- Strawberry farmers have seen demand for their product plummet in the wake of the coronavirus pandemic.
- Nearly 25 million pounds of strawberries will likely be trashed every week during the peak of the harvest season.
- Visit BGR’s homepage for more stories.
The novel coronavirus pandemic has affected just about every possible industry. It’s forced stores and restaurants to shut down, closed schools and colleges, and even NASA is now working from home. With all that in mind, it probably shouldn’t be surprising that the strawberry market is in shambles, but it’s still seriously bumming me out.
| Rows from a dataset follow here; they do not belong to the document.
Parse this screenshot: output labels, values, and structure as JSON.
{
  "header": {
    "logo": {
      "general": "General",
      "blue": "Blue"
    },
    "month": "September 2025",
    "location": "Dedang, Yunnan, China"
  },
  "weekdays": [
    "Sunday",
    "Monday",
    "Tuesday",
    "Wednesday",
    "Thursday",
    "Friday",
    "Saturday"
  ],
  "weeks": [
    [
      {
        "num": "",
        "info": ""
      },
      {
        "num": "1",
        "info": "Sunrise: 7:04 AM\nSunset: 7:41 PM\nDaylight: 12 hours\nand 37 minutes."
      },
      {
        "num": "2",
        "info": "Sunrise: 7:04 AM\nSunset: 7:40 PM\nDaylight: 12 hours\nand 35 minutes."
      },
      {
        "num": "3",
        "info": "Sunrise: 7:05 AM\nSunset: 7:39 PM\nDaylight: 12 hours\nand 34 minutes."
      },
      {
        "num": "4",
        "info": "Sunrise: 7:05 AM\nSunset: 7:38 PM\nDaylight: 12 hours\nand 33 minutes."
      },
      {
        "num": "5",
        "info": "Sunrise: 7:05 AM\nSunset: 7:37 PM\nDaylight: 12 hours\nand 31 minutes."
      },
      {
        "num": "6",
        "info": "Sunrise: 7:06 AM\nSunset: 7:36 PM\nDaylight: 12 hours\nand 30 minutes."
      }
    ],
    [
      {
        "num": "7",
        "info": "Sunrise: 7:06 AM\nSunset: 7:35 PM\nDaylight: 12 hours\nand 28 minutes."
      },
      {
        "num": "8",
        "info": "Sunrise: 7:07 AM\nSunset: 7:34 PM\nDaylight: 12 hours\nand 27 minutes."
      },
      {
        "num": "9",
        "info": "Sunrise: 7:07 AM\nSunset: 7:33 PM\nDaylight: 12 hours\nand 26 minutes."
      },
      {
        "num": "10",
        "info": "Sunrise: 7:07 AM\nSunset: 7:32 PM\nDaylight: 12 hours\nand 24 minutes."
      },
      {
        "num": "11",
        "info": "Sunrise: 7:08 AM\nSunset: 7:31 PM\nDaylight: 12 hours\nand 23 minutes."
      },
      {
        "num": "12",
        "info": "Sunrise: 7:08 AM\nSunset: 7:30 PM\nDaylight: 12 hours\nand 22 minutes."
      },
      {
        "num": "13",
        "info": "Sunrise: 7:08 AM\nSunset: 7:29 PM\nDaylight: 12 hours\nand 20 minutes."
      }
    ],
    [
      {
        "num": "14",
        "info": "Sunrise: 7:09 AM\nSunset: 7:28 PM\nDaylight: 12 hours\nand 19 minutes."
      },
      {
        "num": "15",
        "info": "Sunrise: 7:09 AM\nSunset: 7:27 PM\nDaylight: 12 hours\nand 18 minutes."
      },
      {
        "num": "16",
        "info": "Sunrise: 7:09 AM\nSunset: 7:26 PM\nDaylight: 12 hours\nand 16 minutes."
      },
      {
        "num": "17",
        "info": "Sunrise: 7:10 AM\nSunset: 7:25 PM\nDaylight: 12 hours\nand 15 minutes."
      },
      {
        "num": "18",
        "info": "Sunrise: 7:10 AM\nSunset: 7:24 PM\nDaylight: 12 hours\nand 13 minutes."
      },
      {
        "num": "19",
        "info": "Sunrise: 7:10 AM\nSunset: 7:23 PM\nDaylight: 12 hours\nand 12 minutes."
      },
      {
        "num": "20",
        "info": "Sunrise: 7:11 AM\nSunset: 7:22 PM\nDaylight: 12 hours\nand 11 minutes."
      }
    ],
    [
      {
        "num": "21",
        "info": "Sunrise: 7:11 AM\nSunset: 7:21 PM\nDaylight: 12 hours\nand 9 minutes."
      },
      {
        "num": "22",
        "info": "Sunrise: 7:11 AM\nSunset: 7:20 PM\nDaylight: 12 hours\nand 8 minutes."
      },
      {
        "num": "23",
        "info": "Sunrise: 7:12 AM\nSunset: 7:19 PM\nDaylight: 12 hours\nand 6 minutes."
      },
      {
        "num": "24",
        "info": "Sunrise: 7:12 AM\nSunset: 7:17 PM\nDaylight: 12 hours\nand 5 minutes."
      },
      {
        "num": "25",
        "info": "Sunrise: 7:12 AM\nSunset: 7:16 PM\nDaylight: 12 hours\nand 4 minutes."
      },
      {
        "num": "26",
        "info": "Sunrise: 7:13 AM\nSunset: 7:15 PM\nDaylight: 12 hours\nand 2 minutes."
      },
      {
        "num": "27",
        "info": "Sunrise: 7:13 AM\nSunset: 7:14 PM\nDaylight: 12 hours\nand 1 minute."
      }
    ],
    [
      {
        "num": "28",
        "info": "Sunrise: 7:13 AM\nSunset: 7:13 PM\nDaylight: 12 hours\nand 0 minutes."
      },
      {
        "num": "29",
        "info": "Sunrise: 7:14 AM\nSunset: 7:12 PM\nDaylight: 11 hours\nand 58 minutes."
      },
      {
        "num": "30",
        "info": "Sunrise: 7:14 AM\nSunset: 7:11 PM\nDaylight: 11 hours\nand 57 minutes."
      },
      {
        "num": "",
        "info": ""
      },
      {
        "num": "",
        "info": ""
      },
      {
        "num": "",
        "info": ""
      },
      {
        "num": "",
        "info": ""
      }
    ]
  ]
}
Strawberries — you know, the most delicious of all Mother Nature’s creations — are in serious peril. Restaurants don’t want them because they can’t use them, and other buyers that use them in a variety of food products don’t need them right now, either. It’s a strawberry apocalypse and it’s happening right before our very eyes.
Anyone who has purchased strawberries from the grocery store knows that they spoil very quickly. If you’re not eating those tasty red treats within about 24 hours you might as well not even bother. Ever forget you bought strawberries and then find them in your fridge or on the counter three days later? It’s like they’ve fallen into a time warp and aged a year for every hour you’ve left them sitting. Incredible stuff.
Anyway, berry season is upon us, and with a huge slice of the strawberry business pie missing, millions and millions of pounds of them are going to go to waste. Estimates vary, but it’s believed that as many as 30% of the strawberries that will be harvested this season will never be sold.
As LAist reports, a whopping 2.5 billion pounds of strawberries were harvested in 2018. Assuming that number hasn’t changed much in just two years, that means close to 25 million pounds of strawberries will be wasted every week during the peak of the harvest season. Yeah, you read that correctly: 25 million pounds every week. Gone. Trashed. Wasted.
The small sliver of good news in all of this berry mayhem is that distributors are going to try to get as many berries to groceries stores as possible, and with so many extras, they want to send the fruit to food banks as well. Unfortunately, as previously mentioned, strawberries go bad so fast you can practically watch them rot, so that’s going to be a major challenge.
No matter what happens to the strawberries, the farmers and distributors will ultimately suffer the direst consequences. The U.S. government is doing what it can to prop up the economy as the pandemic looms, but getting stimulus money to everyone that will need it (not just strawberry farmers but, well, pretty much every business in the country right now) is a logistical nightmare with few guarantees.
So, if you see some strawberries on the shelves of your local grocery store, do your part and pick some up. Just make sure you eat them before you get home because they’ll probably already be bad by then.